Calculate the solubility of each of the following compounds in moles per liter. Ignore any acid-base properties. a. \(\mathrm{Ag}_{3} \mathrm{PO}_{4}, K_{\mathrm{sp}}=1.8 \times 10^{-18}\) b. \(\mathrm{CaCO}_{3}, K_{\mathrm{sp}}=8.7 \times 10^{-9}\) c. \(\mathrm{Hg}_{2} \mathrm{Cl}_{2}, K_{\mathrm{sp}}=1.1 \times 10^{-18}\left(\mathrm{Hg}_{2}^{2+}\right.\) is the cation in solution.)

Step 1: Write the balanced dissolution equation and the Ksp expression The balanced equation for the dissolution of Ag3PO4 is: \[ Ag_3PO_4(s) \rightleftharpoons 3Ag^+(aq) + PO_4^{3-}(aq) \] The expression for the solubility product constant (Ksp) is: \[ K_{sp} = [Ag^+]^3[PO_4^{3-}] \] Step 2: Set up the equilibrium table Let s be the solubility of Ag3PO4 in moles per liter.

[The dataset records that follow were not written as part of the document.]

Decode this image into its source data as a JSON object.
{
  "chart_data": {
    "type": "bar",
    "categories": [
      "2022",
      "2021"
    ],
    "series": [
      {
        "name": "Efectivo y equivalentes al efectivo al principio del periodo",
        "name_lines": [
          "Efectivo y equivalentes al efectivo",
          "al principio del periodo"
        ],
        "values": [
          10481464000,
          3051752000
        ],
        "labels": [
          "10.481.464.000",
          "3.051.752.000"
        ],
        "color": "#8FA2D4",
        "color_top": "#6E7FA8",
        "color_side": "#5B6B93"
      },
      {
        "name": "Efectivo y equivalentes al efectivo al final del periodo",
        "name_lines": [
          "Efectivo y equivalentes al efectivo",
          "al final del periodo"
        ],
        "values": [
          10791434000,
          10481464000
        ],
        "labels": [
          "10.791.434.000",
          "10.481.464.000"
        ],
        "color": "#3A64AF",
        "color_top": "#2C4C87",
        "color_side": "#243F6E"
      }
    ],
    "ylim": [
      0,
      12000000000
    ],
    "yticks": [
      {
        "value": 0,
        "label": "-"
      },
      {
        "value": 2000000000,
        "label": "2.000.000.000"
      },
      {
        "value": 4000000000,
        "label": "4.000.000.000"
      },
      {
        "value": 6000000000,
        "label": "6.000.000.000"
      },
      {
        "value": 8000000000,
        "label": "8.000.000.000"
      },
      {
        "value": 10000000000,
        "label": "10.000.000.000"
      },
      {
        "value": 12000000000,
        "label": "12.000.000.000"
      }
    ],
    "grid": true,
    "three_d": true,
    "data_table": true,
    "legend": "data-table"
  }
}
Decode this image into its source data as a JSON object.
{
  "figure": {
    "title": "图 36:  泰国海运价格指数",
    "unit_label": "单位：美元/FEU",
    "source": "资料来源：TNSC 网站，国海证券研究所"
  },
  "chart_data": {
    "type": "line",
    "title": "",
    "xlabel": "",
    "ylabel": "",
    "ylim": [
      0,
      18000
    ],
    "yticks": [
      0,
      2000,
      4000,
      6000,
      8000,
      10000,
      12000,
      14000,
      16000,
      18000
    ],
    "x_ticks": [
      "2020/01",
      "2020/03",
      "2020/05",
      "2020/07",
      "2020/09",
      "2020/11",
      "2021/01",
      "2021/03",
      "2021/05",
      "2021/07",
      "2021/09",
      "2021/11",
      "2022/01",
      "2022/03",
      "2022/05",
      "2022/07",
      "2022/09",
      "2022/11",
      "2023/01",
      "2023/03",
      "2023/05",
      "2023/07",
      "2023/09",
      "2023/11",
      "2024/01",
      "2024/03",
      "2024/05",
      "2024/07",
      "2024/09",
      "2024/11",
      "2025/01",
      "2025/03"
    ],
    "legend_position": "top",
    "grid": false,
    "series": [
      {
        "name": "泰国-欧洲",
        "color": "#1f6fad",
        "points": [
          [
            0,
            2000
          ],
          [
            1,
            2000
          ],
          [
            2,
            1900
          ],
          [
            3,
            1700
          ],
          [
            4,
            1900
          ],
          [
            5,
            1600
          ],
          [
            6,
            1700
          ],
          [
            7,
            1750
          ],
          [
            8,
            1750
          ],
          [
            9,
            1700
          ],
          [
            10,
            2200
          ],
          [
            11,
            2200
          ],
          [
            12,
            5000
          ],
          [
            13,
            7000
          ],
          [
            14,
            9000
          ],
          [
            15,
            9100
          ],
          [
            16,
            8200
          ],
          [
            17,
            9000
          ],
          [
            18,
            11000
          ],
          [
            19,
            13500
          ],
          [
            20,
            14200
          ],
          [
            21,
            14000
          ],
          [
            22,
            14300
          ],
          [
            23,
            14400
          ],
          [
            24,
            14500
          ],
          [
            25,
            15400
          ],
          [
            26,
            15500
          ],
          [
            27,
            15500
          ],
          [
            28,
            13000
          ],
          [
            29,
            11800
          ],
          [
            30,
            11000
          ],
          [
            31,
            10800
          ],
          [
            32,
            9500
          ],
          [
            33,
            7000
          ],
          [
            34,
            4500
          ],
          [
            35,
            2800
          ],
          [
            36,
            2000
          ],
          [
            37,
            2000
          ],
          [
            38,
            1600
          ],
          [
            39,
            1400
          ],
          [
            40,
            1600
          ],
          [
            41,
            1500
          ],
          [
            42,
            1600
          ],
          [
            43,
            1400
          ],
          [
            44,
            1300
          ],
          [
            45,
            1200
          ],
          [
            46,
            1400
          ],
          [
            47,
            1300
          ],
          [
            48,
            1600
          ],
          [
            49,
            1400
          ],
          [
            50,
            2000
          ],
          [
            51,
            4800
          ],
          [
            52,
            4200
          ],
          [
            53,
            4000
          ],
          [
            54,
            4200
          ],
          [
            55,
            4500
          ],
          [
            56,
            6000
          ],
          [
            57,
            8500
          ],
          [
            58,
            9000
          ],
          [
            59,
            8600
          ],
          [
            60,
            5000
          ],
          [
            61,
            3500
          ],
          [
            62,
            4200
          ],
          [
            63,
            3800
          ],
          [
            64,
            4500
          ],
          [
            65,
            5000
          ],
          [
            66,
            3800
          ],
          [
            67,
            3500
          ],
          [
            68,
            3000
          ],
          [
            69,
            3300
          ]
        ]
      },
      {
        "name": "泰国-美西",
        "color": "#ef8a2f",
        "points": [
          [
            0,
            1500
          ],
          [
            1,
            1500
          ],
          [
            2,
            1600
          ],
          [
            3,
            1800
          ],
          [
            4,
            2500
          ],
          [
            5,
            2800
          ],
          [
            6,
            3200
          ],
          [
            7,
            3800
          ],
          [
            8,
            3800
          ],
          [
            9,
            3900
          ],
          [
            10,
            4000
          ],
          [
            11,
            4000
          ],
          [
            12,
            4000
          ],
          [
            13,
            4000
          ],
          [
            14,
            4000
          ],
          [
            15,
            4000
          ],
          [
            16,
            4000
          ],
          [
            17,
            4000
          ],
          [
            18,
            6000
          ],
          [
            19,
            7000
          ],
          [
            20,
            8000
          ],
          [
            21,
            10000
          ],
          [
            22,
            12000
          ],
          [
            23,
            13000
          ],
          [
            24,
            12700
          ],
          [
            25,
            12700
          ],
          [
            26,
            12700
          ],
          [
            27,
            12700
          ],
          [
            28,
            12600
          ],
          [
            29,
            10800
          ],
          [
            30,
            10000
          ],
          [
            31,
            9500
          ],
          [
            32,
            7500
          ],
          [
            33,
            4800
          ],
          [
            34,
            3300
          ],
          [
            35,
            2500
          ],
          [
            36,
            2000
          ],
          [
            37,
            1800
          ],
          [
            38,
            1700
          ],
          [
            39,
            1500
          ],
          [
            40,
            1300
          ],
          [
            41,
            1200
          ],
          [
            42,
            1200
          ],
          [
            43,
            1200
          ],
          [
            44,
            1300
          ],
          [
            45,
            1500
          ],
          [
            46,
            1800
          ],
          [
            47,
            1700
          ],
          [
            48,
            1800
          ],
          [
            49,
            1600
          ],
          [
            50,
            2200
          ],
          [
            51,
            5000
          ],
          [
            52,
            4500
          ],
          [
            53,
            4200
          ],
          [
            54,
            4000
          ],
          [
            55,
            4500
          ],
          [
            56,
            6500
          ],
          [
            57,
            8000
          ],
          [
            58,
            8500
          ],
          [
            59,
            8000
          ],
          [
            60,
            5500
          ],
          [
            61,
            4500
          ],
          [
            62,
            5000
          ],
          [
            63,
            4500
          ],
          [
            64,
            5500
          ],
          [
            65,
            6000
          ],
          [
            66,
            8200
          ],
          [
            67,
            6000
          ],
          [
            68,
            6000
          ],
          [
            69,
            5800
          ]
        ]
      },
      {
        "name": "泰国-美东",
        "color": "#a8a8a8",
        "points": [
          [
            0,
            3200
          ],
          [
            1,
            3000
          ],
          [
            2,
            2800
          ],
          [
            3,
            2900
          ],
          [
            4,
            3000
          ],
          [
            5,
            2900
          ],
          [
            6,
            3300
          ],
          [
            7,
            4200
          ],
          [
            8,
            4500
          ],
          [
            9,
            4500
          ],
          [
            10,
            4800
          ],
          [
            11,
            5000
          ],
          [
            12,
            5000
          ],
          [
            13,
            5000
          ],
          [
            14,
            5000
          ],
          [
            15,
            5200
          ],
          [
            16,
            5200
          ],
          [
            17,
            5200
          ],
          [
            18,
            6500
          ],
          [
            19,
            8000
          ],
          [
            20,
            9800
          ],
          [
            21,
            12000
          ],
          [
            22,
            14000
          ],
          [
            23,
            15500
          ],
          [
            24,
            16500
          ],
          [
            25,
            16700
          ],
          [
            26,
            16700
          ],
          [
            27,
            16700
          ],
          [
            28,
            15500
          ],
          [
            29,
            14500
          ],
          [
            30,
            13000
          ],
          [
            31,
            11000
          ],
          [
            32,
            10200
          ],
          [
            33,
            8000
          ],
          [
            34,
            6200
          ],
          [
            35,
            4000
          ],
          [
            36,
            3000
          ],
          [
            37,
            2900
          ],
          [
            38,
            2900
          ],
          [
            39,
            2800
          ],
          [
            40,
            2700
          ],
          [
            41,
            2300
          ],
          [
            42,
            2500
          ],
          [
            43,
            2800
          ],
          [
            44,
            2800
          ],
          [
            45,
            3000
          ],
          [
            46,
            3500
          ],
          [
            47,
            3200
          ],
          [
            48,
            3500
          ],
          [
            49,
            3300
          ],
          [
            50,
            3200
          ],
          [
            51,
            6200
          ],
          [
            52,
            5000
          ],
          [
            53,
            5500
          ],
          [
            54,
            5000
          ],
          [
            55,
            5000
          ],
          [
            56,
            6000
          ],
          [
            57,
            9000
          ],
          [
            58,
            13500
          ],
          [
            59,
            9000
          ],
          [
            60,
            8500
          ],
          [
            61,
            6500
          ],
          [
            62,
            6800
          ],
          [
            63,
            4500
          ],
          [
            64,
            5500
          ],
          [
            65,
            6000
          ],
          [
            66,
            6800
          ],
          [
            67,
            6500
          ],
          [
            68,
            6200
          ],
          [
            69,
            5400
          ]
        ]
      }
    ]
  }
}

The equilibrium table for the dissolution of Ag3PO4 is: | | Initial | Change | Equilibrium | | Ag3PO4 (s) | - | - | - | | Ag+ (aq) | 0 | +3s | 3s | | PO4^3- (aq) | 0 | +s | s | Step 3: Solve for solubility (s) Substitute the equilibrium concentrations into the Ksp expression: \[1.8 \times 10^{-18} = (3s)^3(s)\] Solve for s: \[s = 1.91 \times 10^{-6}\,M\] The solubility of Ag3PO4 is \(1.91 \times 10^{-6}\,moles/L\).

Step 1: Write the balanced dissolution equation and the Ksp expression The balanced equation for the dissolution of CaCO3 is: \[ CaCO_3(s) \rightleftharpoons Ca^{2+}(aq) + CO_3^{2-}(aq) \] The expression for the solubility product constant (Ksp) is: \[ K_{sp} = [Ca^{2+}][CO_3^{2-}] \] Step 2: Set up the equilibrium table Let s be the solubility of CaCO3 in moles per liter. The equilibrium table for the dissolution of CaCO3 is: | | Initial | Change | Equilibrium | | CaCO3 (s) | - | - | - | | Ca^2+ (aq) | 0 | +s | s | | CO3^2- (aq) | 0 | +s | s | Step 3: Solve for solubility (s) Substitute the equilibrium concentrations into the Ksp expression: \[8.7 \times 10^{-9} = (s)(s)\] Solve for s: \[s = 9.35 \times 10^{-5}\,M\] The solubility of CaCO3 is \(9.35 \times 10^{-5}\,moles/L\).

Step 1: Write the balanced dissolution equation and the Ksp expression The balanced equation for the dissolution of Hg2Cl2 is: \[ Hg_2Cl_2(s) \rightleftharpoons Hg_2^{2+}(aq) + 2Cl^-(aq) \] The expression for the solubility product constant (Ksp) is: \[ K_{sp} = [Hg_2^{2+}][Cl^-]^2 \] Step 2: Set up the equilibrium table Let s be the solubility of Hg2Cl2 in moles per liter. The equilibrium table for the dissolution of Hg2Cl2 is: | | Initial | Change | Equilibrium | | Hg2Cl2 (s) | - | - | - | | Hg2^2+ (aq) | 0 | +s | s | | Cl^- (aq) | 0 | +2s | 2s | Step 3: Solve for solubility (s) Substitute the equilibrium concentrations into the Ksp expression: \[1.1 \times 10^{-18} = (s)(2s)^2\] Solve for s: \[s = 2.96 \times 10^{-6}\,M\] The solubility of Hg2Cl2 is \(2.96 \times 10^{-6}\,moles/L\).